It still amazes me how many enterprise data warehousing/business intelligence (DW/BI) projects struggle, often to the point of paralysis, with the “Inmon/Kimball” debate. This impasse revolves around whether a DW/BI program should insist upon routing all information through a complex, third normal form (3NF) data layer or take it straight to a user-intelligible star schema repository from where it can be reported more or less directly. It’s easy to fault the 3NF for more than doubling the complexity, expense, and data latency of a DW/BI project, but also for being of zero direct value to the project sponsors and their stakeholders. On the other hand, projects that deliver data immediately to star schemas can quickly become complex themselves as the scope of the warehouse grows. When the conformed stars scale out, they too end up necessitating enormous reengineering efforts whenever the underlying business requirements change.
Truth is, neither of these architectural paradigms can be agile because they both result in inflexible juggernauts that defy economical impact analysis when new features are needed. Both approaches scale to installations that are so inscrutable and fragile that it becomes more economical simply to solve new requirements with new applications rather than updating the existing assets. Both the Inmon and Kimball approaches leave companies struggling with “legacy” warehouses.
One of the most promising solutions to this juggernaut problem revolves around data architectures that go beyond our traditional 3NF. Warehousing teams have achieved more robust designs when they push their target schemas past fourth and fifth normal forms into a variety of “hypernormal forms” (HNF). These forms include “data vault” forms, associative strategies, and even CJ Date’s new sixth normal form, where all attributes of a source schema should be shredded into something akin to key-value pairs when stored in a target system. My recent year of fieldwork revealed that, indeed, hypernormalized approaches yield warehouse designs that are far more robust in the face of changing requirements.
There are several tool suites and practice communities that have demonstrated the commercial viability of HNF for large projects with tight budgets and even tighter deadlines. What I particularly appreciate is how these new solutions truly enable agile data warehousing by enabling and accelerating incremental warehouse delivery patterns.
In terms of engineering advantages, HNF yields target schemas that are what I call “three-way robust”:
- Teams can add small increments of functionality without undertaking massive reengineering.
- Modifications to existing database tables involve only local impacts.
- As the model grows, the cost of scaling the warehouse increases less than linearly.
My fieldwork’s most remarkable discovery, however, was how the epitome of hypernormalized tools truly enable the fourth tenet of the agile data warehousing manifesto, where we focus on “evolving data models over incrementing application code.” There are tools that can take business models and automatically generate 90% of the integration, presentation, and semantic layers for a team.

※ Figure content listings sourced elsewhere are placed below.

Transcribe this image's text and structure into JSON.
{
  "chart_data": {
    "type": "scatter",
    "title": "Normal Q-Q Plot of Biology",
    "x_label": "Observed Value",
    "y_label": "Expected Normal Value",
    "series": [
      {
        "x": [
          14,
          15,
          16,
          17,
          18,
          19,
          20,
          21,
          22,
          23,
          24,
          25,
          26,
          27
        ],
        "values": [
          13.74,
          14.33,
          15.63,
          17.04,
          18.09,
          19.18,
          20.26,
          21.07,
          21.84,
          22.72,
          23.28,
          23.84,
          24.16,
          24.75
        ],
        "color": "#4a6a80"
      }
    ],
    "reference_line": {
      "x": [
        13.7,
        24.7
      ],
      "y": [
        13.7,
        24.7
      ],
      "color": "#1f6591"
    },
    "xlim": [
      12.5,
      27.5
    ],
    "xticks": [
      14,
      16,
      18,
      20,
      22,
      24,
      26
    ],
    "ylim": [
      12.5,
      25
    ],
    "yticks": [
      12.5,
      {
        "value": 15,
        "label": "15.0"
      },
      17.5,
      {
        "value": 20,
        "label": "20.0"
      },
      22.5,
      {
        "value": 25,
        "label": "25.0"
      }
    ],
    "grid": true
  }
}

By leveraging such technology, warehouse developers can focus on the remaining 10% where the business rules are complex and hand coding adds the greatest value. Such tools make the warehouse project and the entire organization agile because IT and business can now collaboratively model a small sliver of the warehouse, generate a user-tangible result, and evaluate it together. With the distraction and time lost to coding now reduced to a minimum, IT is able to rapidly address additional requirements step-by-step by evolving the information users can touch, keeping the business constantly involved in the partnership, and rapidly zeroing in on the exact operational insights the current business challenge demands.
So, the days of endless Inmon/Kimball debates are over. New tools and practices have moved the pivotal question far beyond “star schema versus third normal form.” DW/BI project kickoffs should now be immersing themselves in the question: “Which hypernormalized modeling technique and supporting toolset will work best for our organization?” It is the astounding improvements in programmer productivity and customer satisfaction this new generation of solutions allow that demands we make this change in mindset.